To use LiveKit Inference:

  1. Configure a LiveKit Inference API credential under Settings > Credentials
  2. Create a new Realtime Voice Model and select "LiveKit Inference" as the type
  3. Configure ASR, LLM, and TTS model IDs within the single interface

When to use LiveKit Inference

Use LiveKit Inference when you want a simplified setup that accesses multiple providers through a single credential. Use Custom Realtime Models when you need fine-grained control over interruption handling and turn detection.

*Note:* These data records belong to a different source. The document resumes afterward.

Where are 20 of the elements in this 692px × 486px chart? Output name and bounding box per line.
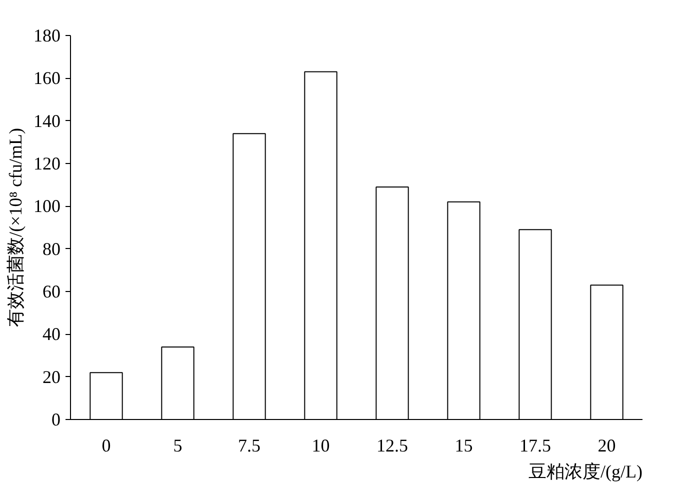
x-axis-title: 豆粕浓度/(g/L) xyxy=(528,462,643,482)
y-tick-label: 140 xyxy=(34,110,60,131)
y-tick-label: 180 xyxy=(34,26,60,46)
x-tick-label: 12.5 xyxy=(376,436,408,456)
x-tick-label: 7.5 xyxy=(238,436,260,456)
x-tick-label: 15 xyxy=(454,436,473,456)
x-tick-label: 17.5 xyxy=(520,436,551,456)
y-tick-label: 20 xyxy=(42,366,60,387)
y-tick-label: 80 xyxy=(42,238,60,259)
y-tick-label: 0 xyxy=(52,410,60,430)
y-axis-title: 有效活菌数/(×10⁸ cfu/mL) xyxy=(6,128,26,327)
y-tick-label: 100 xyxy=(34,196,60,216)
y-tick-label: 60 xyxy=(42,282,60,302)
x-tick-label: 10 xyxy=(312,436,330,456)
y-tick-label: 120 xyxy=(34,154,60,174)
y-tick-label: 40 xyxy=(42,324,60,344)
y-tick-label: 160 xyxy=(34,68,60,88)
x-tick-label: 0 xyxy=(102,436,111,456)
x-tick-label: 20 xyxy=(598,436,616,456)
x-tick-label: 5 xyxy=(173,436,182,456)
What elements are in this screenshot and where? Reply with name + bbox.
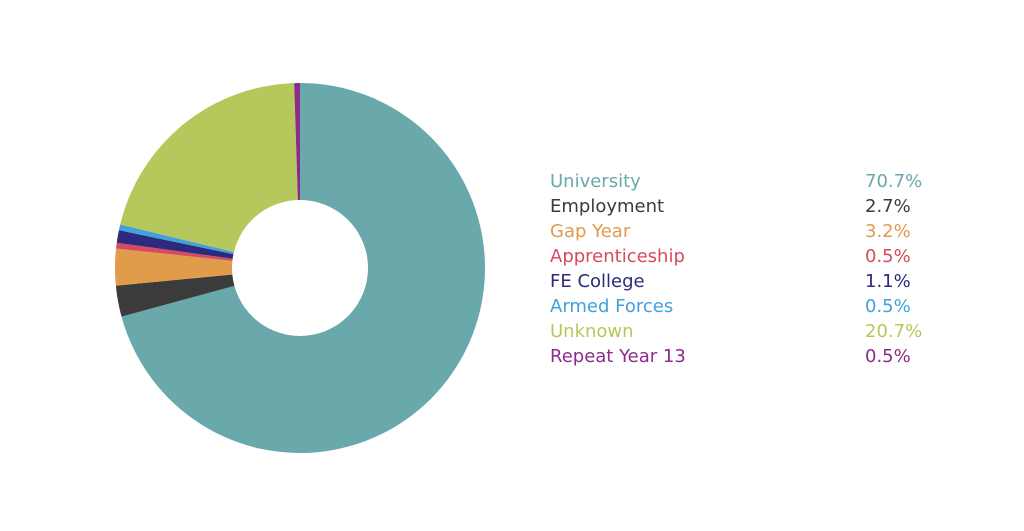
legend-value: 2.7%: [865, 196, 911, 217]
legend-value: 0.5%: [865, 346, 911, 367]
donut-slice: [118, 224, 234, 255]
legend-label: Gap Year: [550, 221, 631, 242]
donut-slice: [121, 83, 486, 453]
legend-label: Unknown: [550, 321, 634, 342]
donut-slice: [115, 248, 233, 286]
legend-value: 20.7%: [865, 321, 922, 342]
donut-slice: [116, 242, 233, 261]
legend-label: Repeat Year 13: [550, 346, 686, 367]
donut-slice: [116, 230, 234, 259]
legend-label: University: [550, 171, 641, 192]
donut-slice: [115, 274, 235, 317]
legend-label: Apprenticeship: [550, 246, 685, 267]
legend-value: 0.5%: [865, 246, 911, 267]
legend-value: 0.5%: [865, 296, 911, 317]
legend-value: 70.7%: [865, 171, 922, 192]
legend-label: Armed Forces: [550, 296, 673, 317]
legend-label: FE College: [550, 271, 645, 292]
legend-value: 1.1%: [865, 271, 911, 292]
legend-label: Employment: [550, 196, 664, 217]
legend-value: 3.2%: [865, 221, 911, 242]
donut-slice: [294, 83, 300, 201]
donut-slice: [120, 83, 298, 253]
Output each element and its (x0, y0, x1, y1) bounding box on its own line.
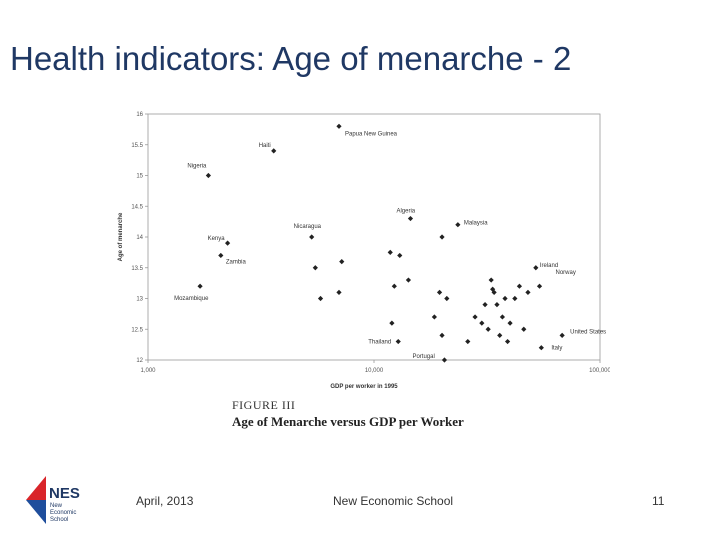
logo-blue-triangle (26, 500, 46, 524)
data-point (441, 357, 448, 363)
logo-line-2: Economic (50, 510, 76, 516)
data-point (395, 338, 401, 345)
data-point (439, 234, 445, 240)
data-point (536, 283, 543, 289)
point-label: Portugal (412, 354, 434, 360)
data-point (407, 215, 414, 222)
figure-label: FIGURE III (232, 398, 296, 412)
y-tick-label: 13 (136, 297, 143, 303)
y-tick-label: 14 (136, 235, 143, 241)
y-axis-label: Age of menarche (118, 212, 124, 261)
point-label: Italy (551, 346, 562, 352)
logo-line-1: New (50, 503, 63, 509)
data-point (312, 265, 318, 271)
point-label: Ireland (540, 263, 558, 269)
footer-school: New Economic School (333, 494, 454, 508)
points-layer (197, 123, 565, 363)
data-point (389, 320, 395, 326)
axes-layer: 16 15.5 15 14.5 14 13.5 13 12.5 12 1,000 10,000 100… (118, 112, 612, 390)
y-tick-label: 12.5 (131, 327, 143, 333)
y-tick-label: 16 (136, 112, 143, 118)
data-point (490, 286, 496, 292)
point-label: Nigeria (187, 164, 207, 170)
data-point (336, 289, 342, 295)
logo-red-triangle (26, 476, 46, 500)
data-point (397, 252, 403, 259)
data-point (271, 148, 277, 154)
data-point (504, 338, 511, 345)
data-point (485, 326, 491, 332)
chart-svg: 16 15.5 15 14.5 14 13.5 13 12.5 12 1,000 10,000 100… (118, 112, 612, 390)
data-point (405, 277, 412, 283)
point-label: United States (570, 329, 606, 335)
data-point (197, 283, 203, 289)
data-point (488, 277, 494, 283)
point-label: Haiti (259, 143, 271, 149)
data-point (387, 249, 393, 255)
x-axis-label: GDP per worker in 1995 (330, 384, 398, 390)
footer-page-number: 11 (652, 494, 665, 508)
data-point (336, 123, 342, 129)
point-label: Malaysia (464, 221, 488, 227)
data-point (491, 289, 497, 295)
data-point (224, 240, 231, 246)
point-label: Papua New Guinea (345, 131, 398, 137)
data-point (516, 283, 523, 289)
data-point (494, 302, 500, 308)
y-tick-label: 13.5 (131, 266, 143, 272)
data-point (465, 338, 471, 345)
data-point (391, 283, 397, 289)
data-point (455, 222, 461, 228)
data-point (439, 332, 445, 338)
data-point (497, 332, 503, 338)
point-label: Nicaragua (294, 224, 322, 230)
nes-logo: NES New Economic School (22, 472, 92, 528)
data-point (521, 326, 527, 332)
data-point (218, 252, 224, 259)
y-tick-label: 12 (136, 358, 143, 364)
logo-line-3: School (50, 517, 68, 523)
figure-caption: Age of Menarche versus GDP per Worker (232, 414, 464, 429)
data-point (482, 302, 488, 308)
scatter-chart: 16 15.5 15 14.5 14 13.5 13 12.5 12 1,000 10,000 100… (110, 100, 612, 440)
x-tick-label: 100,000 (589, 368, 610, 374)
logo-letters: NES (49, 485, 80, 502)
data-point (339, 259, 345, 265)
data-point (502, 295, 508, 302)
footer-date: April, 2013 (136, 494, 194, 508)
point-label: Mozambique (174, 296, 209, 302)
point-label: Thailand (368, 340, 391, 346)
point-label: Zambia (226, 259, 247, 265)
point-label: Kenya (208, 236, 226, 242)
data-point (525, 289, 531, 295)
point-labels-layer: Papua New Guinea Haiti Nigeria Algeria Malay… (174, 131, 606, 360)
slide-title: Health indicators: Age of menarche - 2 (10, 40, 572, 77)
data-point (533, 265, 539, 271)
y-tick-label: 15.5 (131, 143, 143, 149)
point-label: Norway (556, 270, 576, 276)
data-point (309, 234, 315, 240)
data-point (538, 345, 544, 351)
data-point (499, 314, 506, 320)
x-tick-label: 1,000 (140, 368, 156, 374)
y-tick-label: 15 (136, 174, 143, 180)
data-point (205, 172, 211, 179)
data-point (472, 314, 478, 320)
data-point (436, 289, 443, 295)
y-tick-label: 14.5 (131, 204, 143, 210)
data-point (444, 295, 450, 302)
point-label: Algeria (396, 209, 415, 215)
data-point (479, 320, 485, 326)
data-point (431, 314, 437, 320)
data-point (559, 332, 565, 338)
data-point (512, 295, 518, 302)
x-tick-label: 10,000 (365, 368, 384, 374)
data-point (317, 295, 324, 302)
data-point (507, 320, 513, 326)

AI Listens (Real-Time Agent Assistance)

AI Listens is an intelligent "co-pilot" for human agents, providing real-time call transcription and response suggestions during live phone conversations.

Demo Feature

AI Listens is currently a demo feature. It provides passive monitoring with transcription and contextual suggestions — it does not speak or take over the call.

Capabilities

  • Passive monitoring — transcribes live conversations and generates contextual suggestions in a dedicated dashboard
  • Purely assistive — unlike Voice Agents, AI Listens does not have TTS output and does not speak to the caller
  • Knowledge-based suggestions — responses are generated based on the agent's configured knowledge base
  • RBAC-controlled — access is enabled by default for Admin, Workspace Admin, and Supervisor roles

Configuration

  1. In Audio and Speech agent settings, select a Custom Realtime Model (required — only Custom Realtime Models support AI Listens)
  2. Enable AI Listens
  3. Follow the on-screen setup instructions (available via the ? icon)
  4. Configure the phone and webhook settings:
Field Description
Phone Numbers Numbers to monitor. Must include country code with + prefix. Cannot overlap with Voice Agent SIP numbers
Webhook URL Configure your telephony provider (e.g., Twilio) with the provided Webhook URL using HTTP method POST
Channel Options inbound (caller only, default), outbound (agent only), both_tracks (both parties)

Channel Options

  • inbound — transcribes only the caller's side of the conversation (default)
  • outbound — transcribes only the human agent's side
  • both_tracks — transcribes both parties separately for full context

Accessing AI Listens

Access the AI Listens dashboard via the three-dot menu on the agent card, then select AI Listens. The dashboard displays active calls and provides a live stream of AI suggestions to help human agents respond effectively.